Younger Premenopausal Women

Premenopausal use is off-label for most indications but occurs clinically. The ACOG guidance on low bone density in reproductive-age women cautions against routine use of bisphosphonates in women who may become pregnant, given the long skeletal half-life. Situations where it is used include glucocorticoid-induced osteoporosis when benefit clearly outweighs risk, and cancer-treatment-related bone loss in women whose fertility plans are complete.

Women Who Should Not Use Zoledronic Acid

• Pregnant women (contraindicated, see above)
• Women planning pregnancy in the near future
• Women with creatinine clearance below 35 mL/min (renal impairment significantly impairs drug clearance and increases toxicity risk; the FDA label contraindicates use below this threshold)
• Women with hypocalcemia (must be corrected before infusion; calcium and vitamin D supplementation are required)
• Women with a documented hypersensitivity to bisphosphonates

Managing a Supply Disruption: A Practical Checklist

If your annual Reclast infusion cannot be scheduled on time, here is how to work through the decision with your clinician.

Step 1. Quantify your delay. Less than 3 months: wait and reschedule, no action needed for most women. 3-6 months: assess your fracture risk. More than 6 months: consider bridge therapy.

Step 2. Know your fracture risk category. Your clinician can calculate a FRAX score using your BMD and clinical risk factors. A 10-year major osteoporotic fracture probability above 20% (or hip fracture above 3%) is the US treatment threshold under the National Osteoporosis Foundation guidelines, and women above this threshold have more at stake in a supply disruption.

Step 3. Ask about alternatives. If zoledronic acid is unavailable for more than 6 months and your fracture risk is high:

• Alendronate 70 mg weekly (oral, widely available, well-studied in postmenopausal women)
• Denosumab 60 mg subcutaneously every 6 months (Prolia; different mechanism, not a bisphosphonate, requires strict adherence to prevent rebound resorption if stopped)
• Ibandronate 150 mg monthly oral or 3 mg IV quarterly (less fracture data than alendronate or zoledronic acid at the hip)

Step 4. Check the FDA shortage database directly. It is publicly searchable by drug name. If zoledronic acid is listed, the entry will name which manufacturers are affected and what the projected resolution date is. Knowing whether one manufacturer is affected or all of them changes your options.

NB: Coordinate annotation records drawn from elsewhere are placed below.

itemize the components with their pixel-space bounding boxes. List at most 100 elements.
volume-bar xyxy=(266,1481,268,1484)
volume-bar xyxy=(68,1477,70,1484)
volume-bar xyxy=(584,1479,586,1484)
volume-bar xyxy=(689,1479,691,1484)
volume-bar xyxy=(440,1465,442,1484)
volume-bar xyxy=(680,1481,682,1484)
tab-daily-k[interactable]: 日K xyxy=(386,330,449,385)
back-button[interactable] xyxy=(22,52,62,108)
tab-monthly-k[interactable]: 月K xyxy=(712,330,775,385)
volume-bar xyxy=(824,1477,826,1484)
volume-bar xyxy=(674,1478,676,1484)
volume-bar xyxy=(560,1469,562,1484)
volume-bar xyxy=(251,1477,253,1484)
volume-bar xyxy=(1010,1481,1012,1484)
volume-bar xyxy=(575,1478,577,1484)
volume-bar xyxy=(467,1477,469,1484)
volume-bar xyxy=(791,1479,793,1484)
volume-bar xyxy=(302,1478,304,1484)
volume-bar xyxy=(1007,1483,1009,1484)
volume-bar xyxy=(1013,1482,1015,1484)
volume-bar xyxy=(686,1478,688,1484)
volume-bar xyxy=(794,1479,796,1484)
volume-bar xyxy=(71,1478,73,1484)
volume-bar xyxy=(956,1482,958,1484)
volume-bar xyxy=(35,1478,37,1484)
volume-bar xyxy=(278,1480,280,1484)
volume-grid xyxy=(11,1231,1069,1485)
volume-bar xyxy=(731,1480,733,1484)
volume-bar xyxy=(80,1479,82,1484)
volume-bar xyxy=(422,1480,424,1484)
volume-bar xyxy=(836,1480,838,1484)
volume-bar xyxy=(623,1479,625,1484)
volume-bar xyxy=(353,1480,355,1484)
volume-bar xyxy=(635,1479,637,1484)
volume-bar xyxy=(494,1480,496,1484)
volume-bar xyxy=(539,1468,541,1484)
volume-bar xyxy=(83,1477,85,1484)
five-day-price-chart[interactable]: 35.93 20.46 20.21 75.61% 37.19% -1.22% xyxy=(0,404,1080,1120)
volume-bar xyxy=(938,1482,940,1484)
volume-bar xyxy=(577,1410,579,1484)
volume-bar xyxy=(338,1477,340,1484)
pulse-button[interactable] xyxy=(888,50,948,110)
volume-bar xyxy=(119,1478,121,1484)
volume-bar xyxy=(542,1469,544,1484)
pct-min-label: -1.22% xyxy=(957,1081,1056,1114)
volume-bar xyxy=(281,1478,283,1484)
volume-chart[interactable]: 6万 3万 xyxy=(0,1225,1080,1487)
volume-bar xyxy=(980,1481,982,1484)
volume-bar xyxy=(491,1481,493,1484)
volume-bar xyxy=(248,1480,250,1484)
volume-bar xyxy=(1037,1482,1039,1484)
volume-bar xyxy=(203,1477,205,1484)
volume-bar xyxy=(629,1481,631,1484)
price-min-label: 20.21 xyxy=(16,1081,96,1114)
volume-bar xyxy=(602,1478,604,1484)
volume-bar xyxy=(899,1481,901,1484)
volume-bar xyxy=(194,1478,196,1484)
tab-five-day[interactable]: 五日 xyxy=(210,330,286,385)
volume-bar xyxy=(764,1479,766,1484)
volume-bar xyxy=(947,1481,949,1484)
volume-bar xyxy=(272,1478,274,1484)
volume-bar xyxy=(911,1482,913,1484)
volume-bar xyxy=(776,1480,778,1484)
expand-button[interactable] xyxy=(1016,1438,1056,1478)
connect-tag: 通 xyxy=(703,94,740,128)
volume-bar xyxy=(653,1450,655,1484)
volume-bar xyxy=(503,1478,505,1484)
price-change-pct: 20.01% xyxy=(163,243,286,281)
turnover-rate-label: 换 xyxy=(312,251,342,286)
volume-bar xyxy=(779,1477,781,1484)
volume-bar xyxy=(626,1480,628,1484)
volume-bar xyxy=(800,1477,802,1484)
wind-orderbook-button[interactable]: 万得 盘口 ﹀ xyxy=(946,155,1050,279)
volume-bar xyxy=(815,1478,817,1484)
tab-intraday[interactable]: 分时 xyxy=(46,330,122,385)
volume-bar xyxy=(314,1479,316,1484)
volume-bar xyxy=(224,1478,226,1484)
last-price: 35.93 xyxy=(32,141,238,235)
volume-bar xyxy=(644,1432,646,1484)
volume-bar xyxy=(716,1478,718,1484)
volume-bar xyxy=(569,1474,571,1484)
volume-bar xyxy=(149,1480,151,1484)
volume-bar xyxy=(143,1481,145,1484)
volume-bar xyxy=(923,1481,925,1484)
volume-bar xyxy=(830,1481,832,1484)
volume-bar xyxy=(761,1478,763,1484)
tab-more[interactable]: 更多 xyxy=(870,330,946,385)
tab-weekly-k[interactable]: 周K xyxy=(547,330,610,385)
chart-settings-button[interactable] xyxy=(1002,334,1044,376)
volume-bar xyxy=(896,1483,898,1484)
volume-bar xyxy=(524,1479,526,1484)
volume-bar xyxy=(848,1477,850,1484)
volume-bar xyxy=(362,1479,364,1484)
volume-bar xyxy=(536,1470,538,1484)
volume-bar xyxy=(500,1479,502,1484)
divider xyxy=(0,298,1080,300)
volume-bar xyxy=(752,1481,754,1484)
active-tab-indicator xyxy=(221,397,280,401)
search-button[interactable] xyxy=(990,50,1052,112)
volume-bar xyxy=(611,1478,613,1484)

Step 5. Contact your infusion center, not just your prescriber. Shortage allocation is managed at the pharmacy/infusion center level. Sometimes one center has stock and another does not, even within the same health system.

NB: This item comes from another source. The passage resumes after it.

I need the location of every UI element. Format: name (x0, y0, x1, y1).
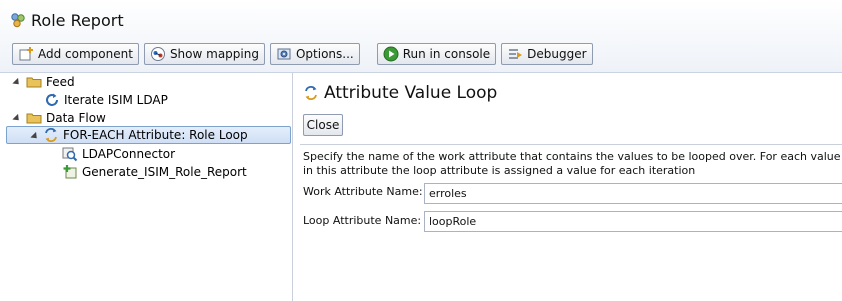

Evidence Gaps Specific to Women

Women have been the primary subjects of bisphosphonate trials for osteoporosis, which is one area where clinical trial representation of women is actually stronger than in many other disease categories. The HORIZON-PFT trial was conducted almost entirely in women. However, specific subgroups of women remain understudied.

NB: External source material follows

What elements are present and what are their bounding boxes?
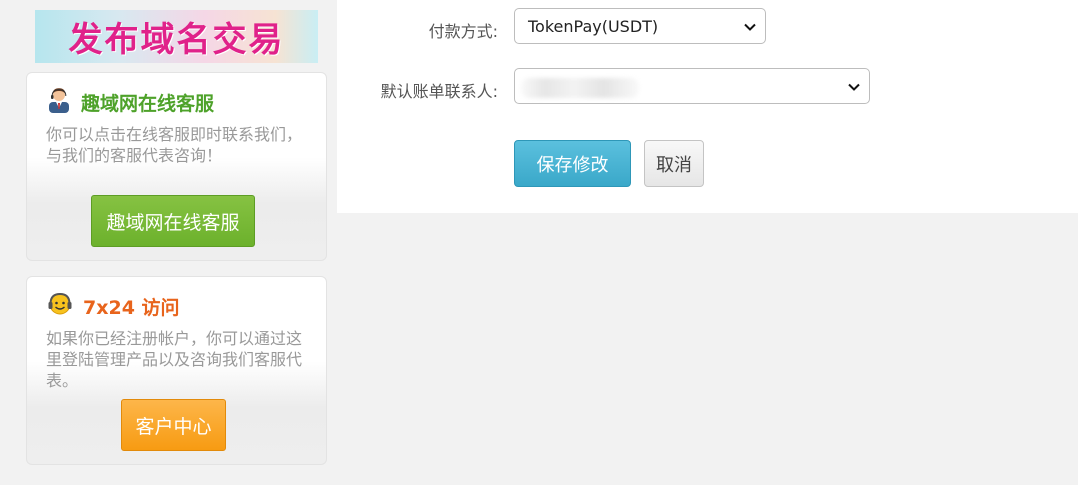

Premenopausal women with secondary osteoporosis have little high-quality randomized trial data on zoledronic acid specifically. Most evidence in this group is drawn from open-label trials or extrapolated from glucocorticoid-induced osteoporosis studies that included both sexes. A 2010 ACOG Practice Bulletin on osteoporosis acknowledged this gap explicitly, noting that evidence for pharmacologic treatment of premenopausal bone loss is limited.

Women of color, including Black and Hispanic women, were underrepresented in HORIZON-PFT. This is relevant because fracture risk calculators were developed primarily in white European populations, and the absolute fracture risk in Black women with the same T-score may differ from the risk used to power those trials.

The effect of zoledronic acid in women transitioning from perimenopause to menopause, a period of rapid bone turnover acceleration, has not been studied in a dedicated trial. Dosing intervals and duration in this specific transition window are extrapolated from general postmenopausal data.